I am a smart person. I know that. My friends know that. My employer knows that. And I am a pretty coordinated person. I mean, I can chew gum and walk at the same time. I can multi-task as well as anyone. I can balance home, work, motherhood, soccer games, writing, and my checkbook. Heck, I even played tennis in my younger days. So why shouldn't I be able to play an instrument?

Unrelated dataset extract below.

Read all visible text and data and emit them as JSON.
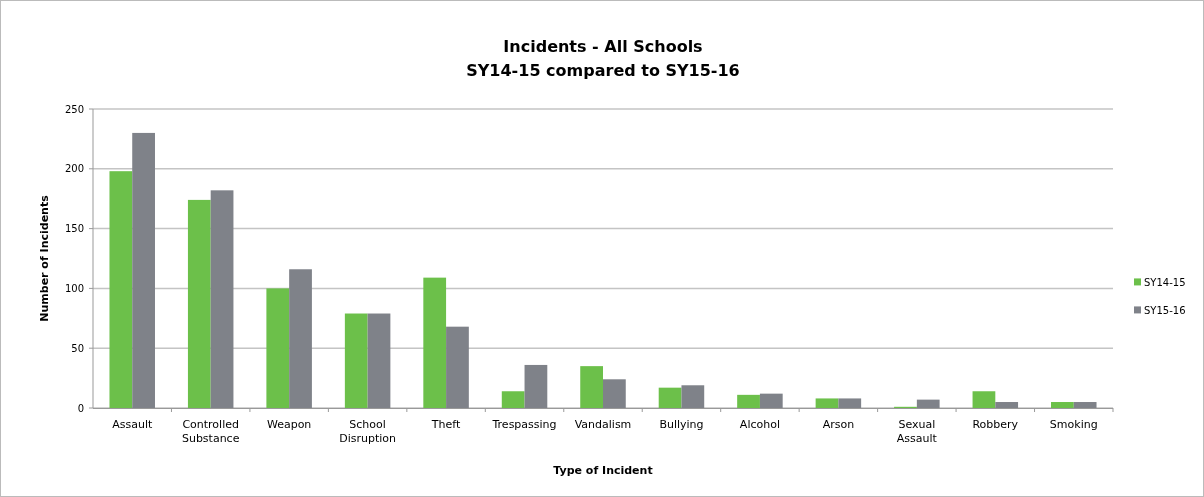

Okay, when I was about nine years old, I took guitar lessons. They lasted nearly three years, and I don't remember a thing. I can no longer read music, and the best sound I can make on that old guitar is something akin to screeching tires. So maybe I should pick a different instrument at this later stage in my life. Let's see… Sax? No, I don't have the lungs for it. Piano? My arms are too short to reach across all 88 keys. How about the drums, I thought. How hard could that be? You listen to the music and just pound out a beat. Yeah, the drums. I can do that!
So, I get the drum set and start right in. The sound I heard was more like a bag of microwave popcorn gone wild! No rhyme or reason… just beating on those drums and cymbals. I then decided that it's time for some help, but at my age I couldn't take lessons. That would be an embarrassment. So I turned to the internet for assistance. I found some great instructions.
Step 1: Count the beat in fours: 1 - 2 - 3 - 4. Put your right foot on the bass drum pedal and your left foot on the high hat pedal. Whoa! High hat pedal? What's a high hat? I know what a top hat is, but not sure about this high hat. Well, maybe it's a kind of cymbal. Let's go with that.
Step 2: Keep the high hat pedal pressed down while you play. Begin with the music playing and use only your right stick on the high hat. Hit the high hat once for every syllable in the chorus. Keep this steady rhythm throughout the song. Okay, one foot and one hand. And my foot doesn't have to move, just pressing the pedal down. Woohoo! I can play the… well, I can play the high hat.
Step 3: Add your bass drum pedal on beats 1 and 3 when you can keep a steady beat on the high hat. Add the snare drum to complete the beat. Okay, so now it's a little more complicated. Somehow I can't get my other foot to keep in time with the rest of me.
Step 4: Use your left stick on beats 2 and 4, which is when you might naturally clap to a song. Try playing your rhythm throughout an entire song without a missed beat. Are they insane? An entire song? My feet were moving like polar opposites. My sticks were beating out beats that no one could possibly sing along with, and the more I tried to add in a snare drum, the more I seemed to get tangled up in myself. Is this drumming or Twister?!
So once again I give up on an instrument. The drums are definitely too complicated for me. I will leave it to the talented and coordinated men and women who wow me at concerts. They make it look so easy and so fluid, but I know first hand that drum playing is way too confusing for me!